When not pushed to the limits by the hostile environment of frozen mountains and deadly crevasses, she will have plenty of time to admire the scenery.

“Ten kilometres an hour would be good,” she says. “Fifteen would be nice, 20 lovely.”

Ossevoort travelled alone through Africa, but in Antarctica the tractor will need to creep forward day and night, so French mechanic Nicolas Bachelet will share the driving.

That way, they hope to make 100 to 200 kilometres a day and complete the trip in four to six weeks.

“I think I’ll love the experience, travelling the last leg in relative silence over this vast and white continent,” she says.

“It’s a beautiful last phase in a long pilgrimage.”

In total, she will be accompanied by a team of seven, including crew who will film the journey for a documentary.

 ‘Belly of a snowman’
Ossevoort began her trip in 2005, taking four years to drive from her home village in Holland to Cape Town at the southern tip of Africa – and then missed the boat that was due to take her to Antarctica for the final leg due to delays.

Frustrated, the former theatre actress spent the next four years back in Holland, writing a book, working as a motivational speaker and desperately trying to get back on a tractor.

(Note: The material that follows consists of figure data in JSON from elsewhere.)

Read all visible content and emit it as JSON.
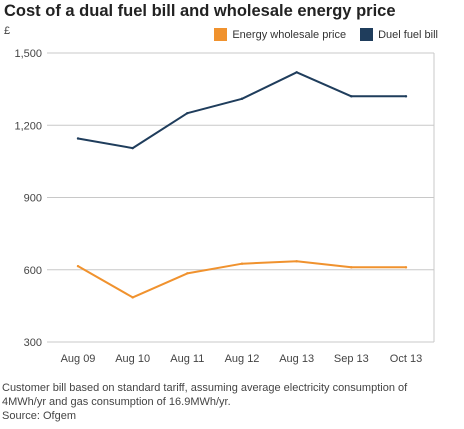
{
  "title": "Cost of a dual fuel bill and wholesale energy price",
  "unit_label": "£",
  "note": "Customer bill based on standard tariff, assuming average electricity consumption of 4MWh/yr and gas consumption of 16.9MWh/yr.",
  "source": "Source: Ofgem",
  "chart_data": {
    "type": "line",
    "title": "Cost of a dual fuel bill and wholesale energy price",
    "ylabel": "£",
    "categories": [
      "Aug 09",
      "Aug 10",
      "Aug 11",
      "Aug 12",
      "Aug 13",
      "Sep 13",
      "Oct 13"
    ],
    "yticks": [
      "300",
      "600",
      "900",
      "1,200",
      "1,500"
    ],
    "ylim": [
      300,
      1500
    ],
    "grid": true,
    "legend_position": "top-right",
    "series": [
      {
        "name": "Energy wholesale price",
        "color": "#f0922e",
        "values": [
          615,
          485,
          585,
          625,
          635,
          610,
          610
        ]
      },
      {
        "name": "Duel fuel bill",
        "color": "#1f3d5c",
        "values": [
          1145,
          1105,
          1250,
          1310,
          1420,
          1320,
          1320
        ]
      }
    ]
  }
}
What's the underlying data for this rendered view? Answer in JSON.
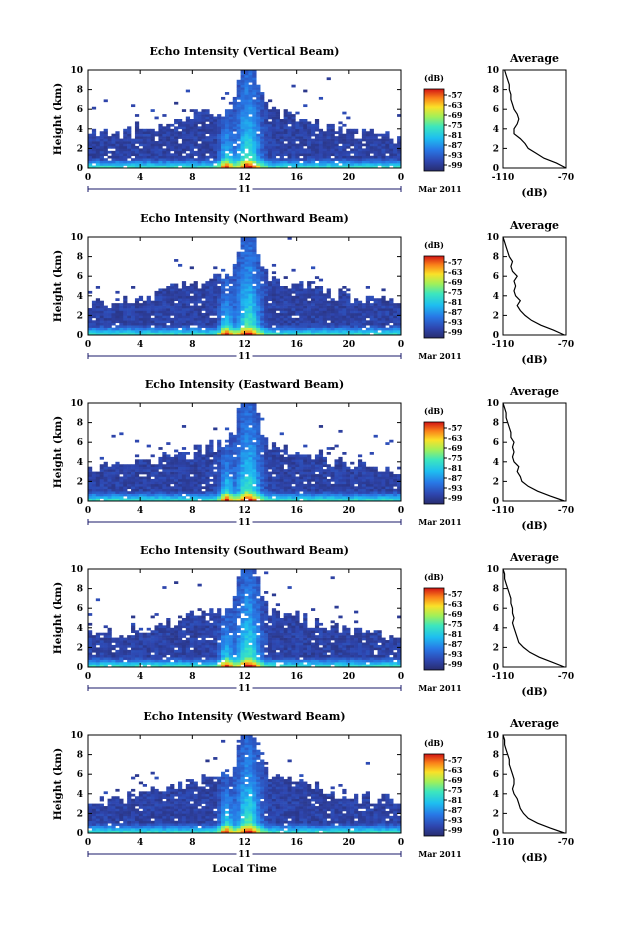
{
  "chart_data": [
    {
      "type": "heatmap",
      "title": "Echo Intensity (Vertical Beam)",
      "ylabel": "Height (km)",
      "xlim": [
        0,
        24
      ],
      "ylim": [
        0,
        10
      ],
      "x_ticks": [
        "0",
        "4",
        "8",
        "12",
        "16",
        "20",
        "0"
      ],
      "y_ticks": [
        "0",
        "2",
        "4",
        "6",
        "8",
        "10"
      ],
      "date_label": "11",
      "month_label": "Mar 2011",
      "colorbar": {
        "unit": "(dB)",
        "ticks": [
          "-57",
          "-63",
          "-69",
          "-75",
          "-81",
          "-87",
          "-93",
          "-99"
        ]
      },
      "profile": {
        "title": "Average",
        "xlabel": "(dB)",
        "xlim": [
          -110,
          -70
        ],
        "x_ticks": [
          "-110",
          "-70"
        ],
        "height_km": [
          0,
          0.5,
          1,
          1.5,
          2,
          2.5,
          3,
          3.5,
          4,
          4.5,
          5,
          5.5,
          6,
          6.5,
          7,
          7.5,
          8,
          8.5,
          9,
          9.5,
          10
        ],
        "values_db": [
          -70,
          -76,
          -84,
          -89,
          -94,
          -96,
          -99,
          -103,
          -103,
          -101,
          -100,
          -101,
          -103,
          -104,
          -105,
          -105,
          -106,
          -106,
          -107,
          -108,
          -109
        ]
      }
    },
    {
      "type": "heatmap",
      "title": "Echo Intensity (Northward Beam)",
      "ylabel": "Height (km)",
      "xlim": [
        0,
        24
      ],
      "ylim": [
        0,
        10
      ],
      "x_ticks": [
        "0",
        "4",
        "8",
        "12",
        "16",
        "20",
        "0"
      ],
      "y_ticks": [
        "0",
        "2",
        "4",
        "6",
        "8",
        "10"
      ],
      "date_label": "11",
      "month_label": "Mar 2011",
      "colorbar": {
        "unit": "(dB)",
        "ticks": [
          "-57",
          "-63",
          "-69",
          "-75",
          "-81",
          "-87",
          "-93",
          "-99"
        ]
      },
      "profile": {
        "title": "Average",
        "xlabel": "(dB)",
        "xlim": [
          -110,
          -70
        ],
        "x_ticks": [
          "-110",
          "-70"
        ],
        "height_km": [
          0,
          0.5,
          1,
          1.5,
          2,
          2.5,
          3,
          3.5,
          4,
          4.5,
          5,
          5.5,
          6,
          6.5,
          7,
          7.5,
          8,
          8.5,
          9,
          9.5,
          10
        ],
        "values_db": [
          -71,
          -78,
          -86,
          -92,
          -96,
          -99,
          -101,
          -99,
          -102,
          -103,
          -102,
          -103,
          -101,
          -104,
          -105,
          -104,
          -106,
          -107,
          -108,
          -109,
          -110
        ]
      }
    },
    {
      "type": "heatmap",
      "title": "Echo Intensity (Eastward Beam)",
      "ylabel": "Height (km)",
      "xlim": [
        0,
        24
      ],
      "ylim": [
        0,
        10
      ],
      "x_ticks": [
        "0",
        "4",
        "8",
        "12",
        "16",
        "20",
        "0"
      ],
      "y_ticks": [
        "0",
        "2",
        "4",
        "6",
        "8",
        "10"
      ],
      "date_label": "11",
      "month_label": "Mar 2011",
      "colorbar": {
        "unit": "(dB)",
        "ticks": [
          "-57",
          "-63",
          "-69",
          "-75",
          "-81",
          "-87",
          "-93",
          "-99"
        ]
      },
      "profile": {
        "title": "Average",
        "xlabel": "(dB)",
        "xlim": [
          -110,
          -70
        ],
        "x_ticks": [
          "-110",
          "-70"
        ],
        "height_km": [
          0,
          0.5,
          1,
          1.5,
          2,
          2.5,
          3,
          3.5,
          4,
          4.5,
          5,
          5.5,
          6,
          6.5,
          7,
          7.5,
          8,
          8.5,
          9,
          9.5,
          10
        ],
        "values_db": [
          -71,
          -80,
          -88,
          -94,
          -98,
          -99,
          -101,
          -100,
          -103,
          -104,
          -103,
          -104,
          -103,
          -105,
          -105,
          -106,
          -107,
          -108,
          -108,
          -109,
          -110
        ]
      }
    },
    {
      "type": "heatmap",
      "title": "Echo Intensity (Southward Beam)",
      "ylabel": "Height (km)",
      "xlim": [
        0,
        24
      ],
      "ylim": [
        0,
        10
      ],
      "x_ticks": [
        "0",
        "4",
        "8",
        "12",
        "16",
        "20",
        "0"
      ],
      "y_ticks": [
        "0",
        "2",
        "4",
        "6",
        "8",
        "10"
      ],
      "date_label": "11",
      "month_label": "Mar 2011",
      "colorbar": {
        "unit": "(dB)",
        "ticks": [
          "-57",
          "-63",
          "-69",
          "-75",
          "-81",
          "-87",
          "-93",
          "-99"
        ]
      },
      "profile": {
        "title": "Average",
        "xlabel": "(dB)",
        "xlim": [
          -110,
          -70
        ],
        "x_ticks": [
          "-110",
          "-70"
        ],
        "height_km": [
          0,
          0.5,
          1,
          1.5,
          2,
          2.5,
          3,
          3.5,
          4,
          4.5,
          5,
          5.5,
          6,
          6.5,
          7,
          7.5,
          8,
          8.5,
          9,
          9.5,
          10
        ],
        "values_db": [
          -71,
          -79,
          -87,
          -93,
          -97,
          -100,
          -101,
          -102,
          -103,
          -104,
          -103,
          -104,
          -104,
          -105,
          -105,
          -106,
          -107,
          -108,
          -109,
          -109,
          -110
        ]
      }
    },
    {
      "type": "heatmap",
      "title": "Echo Intensity (Westward Beam)",
      "ylabel": "Height (km)",
      "xlabel": "Local Time",
      "xlim": [
        0,
        24
      ],
      "ylim": [
        0,
        10
      ],
      "x_ticks": [
        "0",
        "4",
        "8",
        "12",
        "16",
        "20",
        "0"
      ],
      "y_ticks": [
        "0",
        "2",
        "4",
        "6",
        "8",
        "10"
      ],
      "date_label": "11",
      "month_label": "Mar 2011",
      "colorbar": {
        "unit": "(dB)",
        "ticks": [
          "-57",
          "-63",
          "-69",
          "-75",
          "-81",
          "-87",
          "-93",
          "-99"
        ]
      },
      "profile": {
        "title": "Average",
        "xlabel": "(dB)",
        "xlim": [
          -110,
          -70
        ],
        "x_ticks": [
          "-110",
          "-70"
        ],
        "height_km": [
          0,
          0.5,
          1,
          1.5,
          2,
          2.5,
          3,
          3.5,
          4,
          4.5,
          5,
          5.5,
          6,
          6.5,
          7,
          7.5,
          8,
          8.5,
          9,
          9.5,
          10
        ],
        "values_db": [
          -71,
          -80,
          -88,
          -94,
          -97,
          -99,
          -100,
          -101,
          -103,
          -104,
          -103,
          -103,
          -104,
          -105,
          -106,
          -106,
          -107,
          -108,
          -109,
          -109,
          -110
        ]
      }
    }
  ]
}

With sponsorship from Massey-Ferguson and other companies, she and her tractor will finally fly to Antarctica from Cape Town this week and set off for the pole around November 20.

While fulfilling her own long-held dream, Ossevoort will be carrying with her thousands of ‘dreams’ collected from people in Africa and around the world.

Scraps of paper and emails have been converted into digital form and will be placed in the belly of a big snowman she plans to build at the pole – to be opened only in 80 years’ time.

“I want to turn them into a beautiful time capsule of the dreams of the world so that in the future children and people can read something about our dreams and not only about politics or war.”

Fear holds people back from pursuing their dreams, she says, and many believe that “putting them into reality is as impossible as driving a tractor to the South Pole”.

“The tractor for me symbolises this very down to earth fact that if you want to do something, maybe you will not be so fast but if you keep going and keep your sense of humour you will get there.”

The pull of her own dream is so strong it has trumped being at home for her baby Hannah’s first Christmas.

But she has the full support of her partner, airline pilot Rogier Nieuwendyk, who will look after Hannah while she is away.

“We’ll be there to meet her at the airport when she comes home,” he said, cradling Hannah in his arms as she phlegmatically watched her mother prepare to leave.

Ossevoort’s tractor is named Antarctica 2 in honour of legendary explorer Sir Edmund Hillary, who travelled to the South Pole on a tractor in 1958.

His vehicle was equipped with full tracks, however, while Ossevoort’s has normal inflatable tyres which have been slightly modified for better grip on the snow and ice.

Her progress can be followed on the website antarcticatwo.com.